Nunavut government rescues Sanikiluaq DEA
GN steps in with $130,000 bailout
The Nunavut education department has given Sanikiluaq’s cash-poor district education authority a bail-out of $130,000 to cover its urgent debts and other obligations.
Louis Tapardjuk, the education minister, said the money will allow the DEA to buy necessary supplies and hire casual staff, like supply teachers, two of its major financial responsibilities.
Of the $130,000, $25,000 will go to buy cleaning supplies, $45,000 to pay off debts, and $60,000 to cover expenses for casual staff.
Tapardjuk said the problems at the DEA started when the group decided to do their own bookkeeping.
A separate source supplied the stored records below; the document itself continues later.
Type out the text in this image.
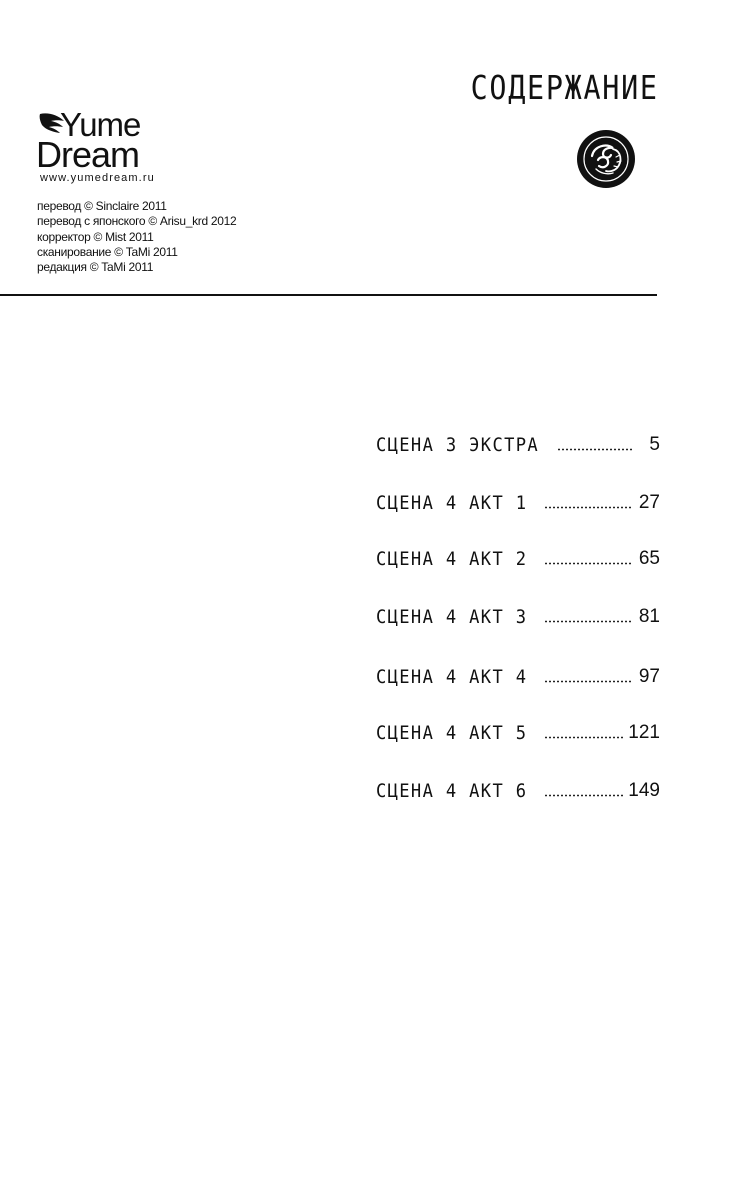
СОДЕРЖАНИЕ
Yume
Dream
www.yumedream.ru
перевод © Sinclaire 2011
перевод с японского © Arisu_krd 2012
корректор © Mist 2011
сканирование © TaMi 2011
редакция © TaMi 2011
СЦЕНА 3 ЭКСТРА	5
СЦЕНА 4 АКТ 1	27
СЦЕНА 4 АКТ 2	65
СЦЕНА 4 АКТ 3	81
СЦЕНА 4 АКТ 4	97
СЦЕНА 4 АКТ 5	121
СЦЕНА 4 АКТ 6	149
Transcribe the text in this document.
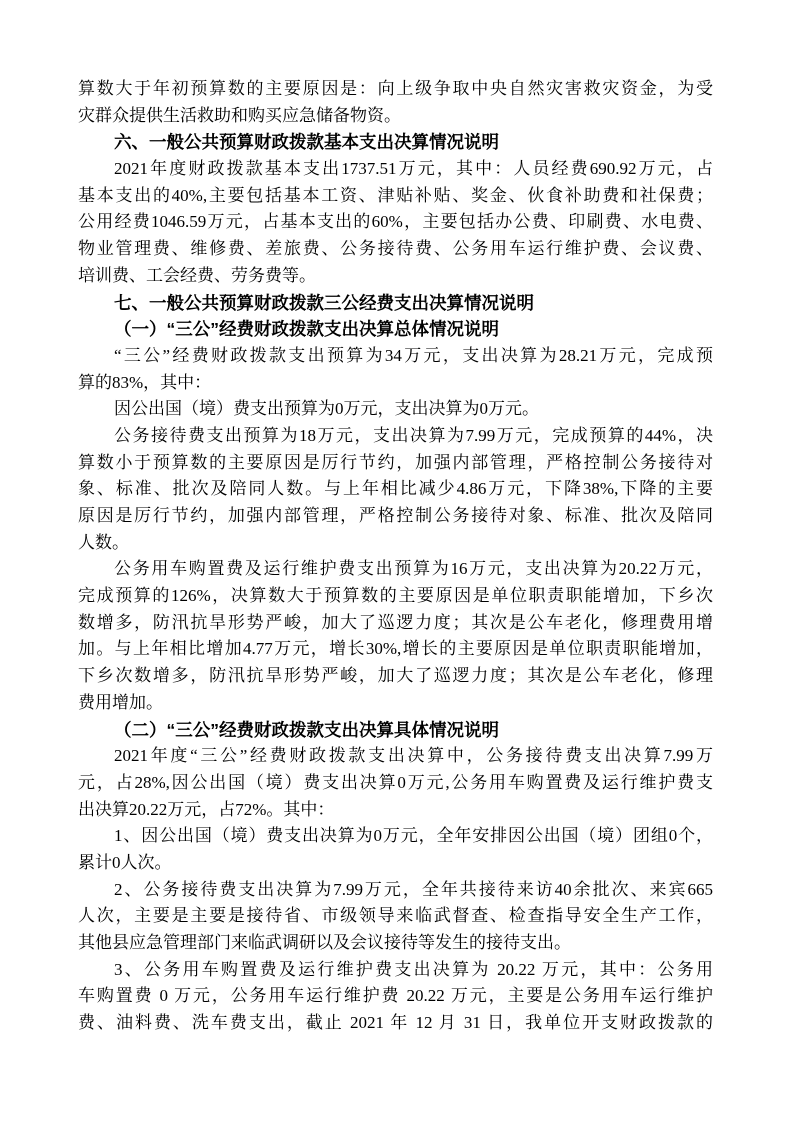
算数大于年初预算数的主要原因是：向上级争取中央自然灾害救灾资金，为受
灾群众提供生活救助和购买应急储备物资。
六、一般公共预算财政拨款基本支出决算情况说明
2021年度财政拨款基本支出1737.51万元，其中：人员经费690.92万元，占
基本支出的40%,主要包括基本工资、津贴补贴、奖金、伙食补助费和社保费；
公用经费1046.59万元，占基本支出的60%，主要包括办公费、印刷费、水电费、
物业管理费、维修费、差旅费、公务接待费、公务用车运行维护费、会议费、
培训费、工会经费、劳务费等。
七、一般公共预算财政拨款三公经费支出决算情况说明
（一）“三公”经费财政拨款支出决算总体情况说明
“三公”经费财政拨款支出预算为34万元，支出决算为28.21万元，完成预
算的83%，其中：
因公出国（境）费支出预算为0万元，支出决算为0万元。
公务接待费支出预算为18万元，支出决算为7.99万元，完成预算的44%，决
算数小于预算数的主要原因是厉行节约，加强内部管理，严格控制公务接待对
象、标准、批次及陪同人数。与上年相比减少4.86万元，下降38%,下降的主要
原因是厉行节约，加强内部管理，严格控制公务接待对象、标准、批次及陪同
人数。
公务用车购置费及运行维护费支出预算为16万元，支出决算为20.22万元，
完成预算的126%，决算数大于预算数的主要原因是单位职责职能增加，下乡次
数增多，防汛抗旱形势严峻，加大了巡逻力度；其次是公车老化，修理费用增
加。与上年相比增加4.77万元，增长30%,增长的主要原因是单位职责职能增加，
下乡次数增多，防汛抗旱形势严峻，加大了巡逻力度；其次是公车老化，修理
费用增加。
（二）“三公”经费财政拨款支出决算具体情况说明
2021年度“三公”经费财政拨款支出决算中，公务接待费支出决算7.99万
元，占28%,因公出国（境）费支出决算0万元,公务用车购置费及运行维护费支
出决算20.22万元，占72%。其中：
1、因公出国（境）费支出决算为0万元，全年安排因公出国（境）团组0个，
累计0人次。
2、公务接待费支出决算为7.99万元，全年共接待来访40余批次、来宾665
人次，主要是主要是接待省、市级领导来临武督查、检查指导安全生产工作，
其他县应急管理部门来临武调研以及会议接待等发生的接待支出。
3、公务用车购置费及运行维护费支出决算为 20.22 万元，其中：公务用
车购置费 0 万元，公务用车运行维护费 20.22 万元，主要是公务用车运行维护
费、油料费、洗车费支出，截止 2021 年 12 月 31 日，我单位开支财政拨款的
These problems came to a head this past fall at the start of the current school year, when the 300 students at Nuiyak School in Sanikiluaq had to wash their hands with dish soap because the DEA had no money to buy cleaning and hygiene supplies.
And when a teacher got sick, students were sent home because the DEA had no money to hire substitute teachers.
“The bottom line is that the students need to get a good education and this kind of little problem does have an impact,” Tapardjuk said.
To ease the crisis, the education department advanced $38,000 to the DEA in September and launched an internal audit.
Tapardjuk met with members of the DEA last week in Sanikiluaq to discuss the results of the audit, which the GN is not releasing publicly
While Tapardjuk couldn’t say exactly where their money had gone, he said “they certainly overspent.”
The DEA, which now has a new chairperson, Mina Ijaittuq, must re-pay the loan in six years.